1) Increasing an object’s gravity is easy.
Add a little mass to an object, and its gravitational attraction increases. The attraction isn’t noticeably different, unless you're adding asteroid-sized amounts of matter.
2) Creating artificial gravity is less easy.
But humans are persistent, and, in 2350, they developed the artificial gravity engine. A version of that engine kept Daniel from floating around the cabin.
3) Lessening the effect of gravity is monstrously difficult.
So difficult in fact, that humanity couldn’t do it without help.
That’s why in the 26th Century, in exchange for several colony worlds, a faction of humanity purchased gravity damper technology from a traveling salesbeing named Troakach—the same salesbeing who sold Anderson’s people their energy prosthetics.
Gravity dampers protected starships like the Afterthought from the crushing gravity of stars and super-massive planets.
The devices did have their limits. If the object in the damping field was too big, or the gravitational pull was too strong, the damper's power requirements became insurmountable.
Daniel recalled the example he'd heard in class: to protect a moon from the crushing gravity of a star, a damper would need the combined power-producing capacity of every sun in an entire galaxy.

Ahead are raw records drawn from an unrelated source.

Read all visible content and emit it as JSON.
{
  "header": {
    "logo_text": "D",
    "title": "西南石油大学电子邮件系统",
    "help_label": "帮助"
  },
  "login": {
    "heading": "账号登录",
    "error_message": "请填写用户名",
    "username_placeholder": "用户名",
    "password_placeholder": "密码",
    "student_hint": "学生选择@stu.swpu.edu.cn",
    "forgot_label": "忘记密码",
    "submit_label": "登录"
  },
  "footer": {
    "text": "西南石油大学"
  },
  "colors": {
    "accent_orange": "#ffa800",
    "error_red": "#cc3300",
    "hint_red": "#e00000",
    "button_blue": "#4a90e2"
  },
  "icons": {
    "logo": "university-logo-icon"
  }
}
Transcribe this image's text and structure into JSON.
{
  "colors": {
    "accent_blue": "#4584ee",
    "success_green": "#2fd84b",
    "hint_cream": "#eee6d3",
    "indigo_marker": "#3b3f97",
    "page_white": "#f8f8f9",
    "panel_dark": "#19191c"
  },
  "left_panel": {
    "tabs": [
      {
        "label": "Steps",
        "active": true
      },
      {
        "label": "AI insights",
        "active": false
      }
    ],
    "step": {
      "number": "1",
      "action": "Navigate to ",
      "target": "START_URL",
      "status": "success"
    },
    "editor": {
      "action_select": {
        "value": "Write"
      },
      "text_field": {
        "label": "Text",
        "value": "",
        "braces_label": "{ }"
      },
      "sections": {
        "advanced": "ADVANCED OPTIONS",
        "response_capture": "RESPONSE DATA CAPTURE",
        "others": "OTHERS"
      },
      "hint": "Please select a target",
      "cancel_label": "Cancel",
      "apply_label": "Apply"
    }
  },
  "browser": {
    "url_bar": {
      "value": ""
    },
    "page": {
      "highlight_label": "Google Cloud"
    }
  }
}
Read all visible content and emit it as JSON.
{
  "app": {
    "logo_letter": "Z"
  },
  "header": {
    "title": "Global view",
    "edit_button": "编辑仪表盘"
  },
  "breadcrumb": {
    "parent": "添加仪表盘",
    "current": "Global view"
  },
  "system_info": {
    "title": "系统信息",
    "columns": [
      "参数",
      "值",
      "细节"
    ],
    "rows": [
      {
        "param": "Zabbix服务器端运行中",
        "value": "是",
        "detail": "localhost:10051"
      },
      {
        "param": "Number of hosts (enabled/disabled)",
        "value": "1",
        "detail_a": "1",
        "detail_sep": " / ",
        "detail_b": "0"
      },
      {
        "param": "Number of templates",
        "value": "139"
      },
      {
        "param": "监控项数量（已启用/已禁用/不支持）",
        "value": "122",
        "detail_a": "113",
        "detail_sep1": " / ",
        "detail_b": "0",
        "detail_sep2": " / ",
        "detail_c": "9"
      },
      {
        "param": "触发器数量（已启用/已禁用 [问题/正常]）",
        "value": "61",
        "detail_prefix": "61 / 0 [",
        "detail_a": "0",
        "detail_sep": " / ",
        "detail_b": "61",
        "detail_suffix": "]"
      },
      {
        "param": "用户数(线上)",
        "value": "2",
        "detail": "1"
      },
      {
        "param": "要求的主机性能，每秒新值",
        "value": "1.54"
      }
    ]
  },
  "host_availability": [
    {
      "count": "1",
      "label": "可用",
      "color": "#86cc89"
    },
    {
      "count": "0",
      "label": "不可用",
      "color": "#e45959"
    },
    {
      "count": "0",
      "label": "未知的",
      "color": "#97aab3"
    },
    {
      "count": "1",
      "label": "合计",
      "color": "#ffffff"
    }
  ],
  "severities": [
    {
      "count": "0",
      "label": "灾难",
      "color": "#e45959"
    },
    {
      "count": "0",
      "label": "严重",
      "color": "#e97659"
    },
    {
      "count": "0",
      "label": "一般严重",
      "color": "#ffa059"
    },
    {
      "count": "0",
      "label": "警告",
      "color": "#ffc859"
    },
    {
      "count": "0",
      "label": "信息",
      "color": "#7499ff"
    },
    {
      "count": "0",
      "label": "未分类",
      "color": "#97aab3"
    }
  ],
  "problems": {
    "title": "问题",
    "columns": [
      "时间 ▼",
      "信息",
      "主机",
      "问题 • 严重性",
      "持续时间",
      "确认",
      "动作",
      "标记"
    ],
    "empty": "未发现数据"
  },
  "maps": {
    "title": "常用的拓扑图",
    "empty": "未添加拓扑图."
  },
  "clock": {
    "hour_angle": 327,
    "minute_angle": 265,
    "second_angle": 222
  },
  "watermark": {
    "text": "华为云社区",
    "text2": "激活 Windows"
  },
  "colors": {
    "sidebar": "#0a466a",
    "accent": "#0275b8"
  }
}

And that was only for one moon, an object nowhere near the Garage's size.
"Trak, how much power would a damper need to keep that thing from destroying itself?" Daniel asked, gesturing to the Garage.
“Ignoring the fact that creating that amount of energy would most likely kill every living thing in our universe?” Trak asked.
“Yes, ignoring that,” Daniel said to Trak.
"Still waiting for the compliment, Daniel," Rachel-7 interjected.
“If you could somehow use every atom in the entire universe in a fusion engine, obliterating all of reality for power, you’d gain enough energy to keep the Garage from falling in on itself for twenty-three minutes," Trak said.
“Assuming my estimate of the number and size of the ships is correct,” Trak added.
Daniel went silent again.
Nothing can generate that much power, Daniel thought. That’s why the Garage can’t exist.
He looked at the few fragments left behind from when the spaceliner vanished.
All right, that's one of the reasons the Garage can’t exist.
“Thanks for the kind words, captain,” Rachel-7 said in an acid tone.